10-20-30 Training

Jens Bangsbo and Thomas Gunnarsson from the University of Copenhagen have published the results (Journal of Applied Physiology) of a fascinating study comparing the effects of interval training to regular endurance training. A group of moderately trained runners was split into 2 groups: over a 7-week period the control group continued their normal runs and the interval group replaced their usual runs with the 10-20-30 protocol.

The 10-20-30 protocol consisted of a 1km warm-up followed by 3-4 5 min blocks of interval training. Each block was followed by 2 min of recovery. The interval training was made of low, moderate and high-speed running (<30%, <60% and >90% of maximal intensity) for 30, 20 and 10 sec respectively.

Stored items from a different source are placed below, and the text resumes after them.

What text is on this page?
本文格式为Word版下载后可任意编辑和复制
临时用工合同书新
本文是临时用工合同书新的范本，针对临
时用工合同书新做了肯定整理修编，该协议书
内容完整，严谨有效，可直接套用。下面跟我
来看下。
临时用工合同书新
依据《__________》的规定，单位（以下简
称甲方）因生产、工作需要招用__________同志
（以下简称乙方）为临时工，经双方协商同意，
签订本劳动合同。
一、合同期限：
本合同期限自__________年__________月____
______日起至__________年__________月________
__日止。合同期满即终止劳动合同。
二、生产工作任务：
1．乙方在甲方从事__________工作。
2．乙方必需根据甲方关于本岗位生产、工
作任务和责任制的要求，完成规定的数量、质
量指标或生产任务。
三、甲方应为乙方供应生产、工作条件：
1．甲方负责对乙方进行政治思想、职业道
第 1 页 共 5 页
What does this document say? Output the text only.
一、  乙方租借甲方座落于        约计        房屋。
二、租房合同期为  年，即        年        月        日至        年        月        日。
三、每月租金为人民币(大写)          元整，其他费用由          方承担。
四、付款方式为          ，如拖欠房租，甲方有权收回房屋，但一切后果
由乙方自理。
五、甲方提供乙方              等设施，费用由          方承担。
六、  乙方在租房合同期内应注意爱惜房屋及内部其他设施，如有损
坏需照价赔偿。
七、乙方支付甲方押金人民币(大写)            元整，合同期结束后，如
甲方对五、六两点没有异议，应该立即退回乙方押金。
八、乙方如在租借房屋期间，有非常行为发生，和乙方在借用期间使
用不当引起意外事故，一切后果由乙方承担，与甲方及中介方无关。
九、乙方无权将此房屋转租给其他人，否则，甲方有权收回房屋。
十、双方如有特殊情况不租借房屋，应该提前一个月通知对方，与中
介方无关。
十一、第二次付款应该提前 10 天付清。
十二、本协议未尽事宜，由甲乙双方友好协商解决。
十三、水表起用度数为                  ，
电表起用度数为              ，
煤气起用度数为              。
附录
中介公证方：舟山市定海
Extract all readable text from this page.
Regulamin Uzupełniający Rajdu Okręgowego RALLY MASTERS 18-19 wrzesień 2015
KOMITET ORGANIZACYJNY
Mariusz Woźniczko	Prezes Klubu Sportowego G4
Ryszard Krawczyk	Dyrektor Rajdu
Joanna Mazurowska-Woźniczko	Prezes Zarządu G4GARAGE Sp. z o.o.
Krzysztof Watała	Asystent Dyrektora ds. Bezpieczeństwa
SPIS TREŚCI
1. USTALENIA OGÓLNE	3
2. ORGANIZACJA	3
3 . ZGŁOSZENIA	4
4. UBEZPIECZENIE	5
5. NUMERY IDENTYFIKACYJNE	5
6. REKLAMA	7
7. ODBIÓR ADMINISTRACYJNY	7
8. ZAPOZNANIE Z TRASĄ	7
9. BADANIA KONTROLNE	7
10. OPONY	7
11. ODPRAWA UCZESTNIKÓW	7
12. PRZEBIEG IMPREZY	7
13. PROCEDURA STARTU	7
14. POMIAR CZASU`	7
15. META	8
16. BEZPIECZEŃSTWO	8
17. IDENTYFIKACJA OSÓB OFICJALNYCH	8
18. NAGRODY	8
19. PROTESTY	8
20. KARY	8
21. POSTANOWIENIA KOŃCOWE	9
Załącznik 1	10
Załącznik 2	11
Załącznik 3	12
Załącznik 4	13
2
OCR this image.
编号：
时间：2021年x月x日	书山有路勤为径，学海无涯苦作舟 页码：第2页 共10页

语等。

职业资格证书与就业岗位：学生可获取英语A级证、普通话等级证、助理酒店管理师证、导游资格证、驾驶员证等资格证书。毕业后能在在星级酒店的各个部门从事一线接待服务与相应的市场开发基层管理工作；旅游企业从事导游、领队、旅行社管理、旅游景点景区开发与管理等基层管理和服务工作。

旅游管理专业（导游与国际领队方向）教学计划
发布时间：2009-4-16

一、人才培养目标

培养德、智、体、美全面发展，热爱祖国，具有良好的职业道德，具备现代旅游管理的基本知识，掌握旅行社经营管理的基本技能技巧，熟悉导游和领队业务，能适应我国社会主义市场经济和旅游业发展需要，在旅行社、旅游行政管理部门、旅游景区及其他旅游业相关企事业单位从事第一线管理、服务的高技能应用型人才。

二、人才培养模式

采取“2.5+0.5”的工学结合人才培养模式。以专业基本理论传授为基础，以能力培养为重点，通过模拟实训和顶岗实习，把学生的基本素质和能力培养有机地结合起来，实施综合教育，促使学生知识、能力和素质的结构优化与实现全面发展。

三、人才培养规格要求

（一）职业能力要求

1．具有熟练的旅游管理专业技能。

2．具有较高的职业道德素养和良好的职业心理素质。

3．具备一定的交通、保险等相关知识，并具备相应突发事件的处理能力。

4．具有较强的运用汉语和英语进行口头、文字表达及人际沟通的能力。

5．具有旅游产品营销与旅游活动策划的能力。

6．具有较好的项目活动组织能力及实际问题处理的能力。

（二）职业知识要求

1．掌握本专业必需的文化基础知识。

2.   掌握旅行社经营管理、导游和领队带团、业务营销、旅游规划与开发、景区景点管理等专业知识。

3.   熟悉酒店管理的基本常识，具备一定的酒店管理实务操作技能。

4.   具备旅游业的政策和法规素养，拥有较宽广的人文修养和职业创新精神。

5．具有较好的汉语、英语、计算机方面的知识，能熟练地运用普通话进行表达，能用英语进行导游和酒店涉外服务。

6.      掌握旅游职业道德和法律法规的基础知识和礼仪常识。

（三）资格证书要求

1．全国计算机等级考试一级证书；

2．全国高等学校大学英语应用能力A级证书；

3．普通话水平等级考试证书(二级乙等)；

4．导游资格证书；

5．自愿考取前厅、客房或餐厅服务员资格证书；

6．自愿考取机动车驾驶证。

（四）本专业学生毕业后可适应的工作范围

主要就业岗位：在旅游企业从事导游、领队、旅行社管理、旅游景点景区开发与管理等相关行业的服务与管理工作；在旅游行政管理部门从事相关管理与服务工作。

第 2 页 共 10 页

Although the total training volume in the interval group was less than half that of the control group (14 km/week vs 30 km/week), it produced some amazing results. At the end of the study, the 10-20-30 group increased their VO2 max (maximal oxygen consumption) by 4% and improved their 1500 m and 5 km runs by 21 sec and 48 sec respectively. In addition to this, they significantly decreased their systolic blood pressure, total cholesterol and LDL cholesterol levels.

So despite a 50% reduction in training volume, 10-20-30 interval training improves the performance and health of trained runners.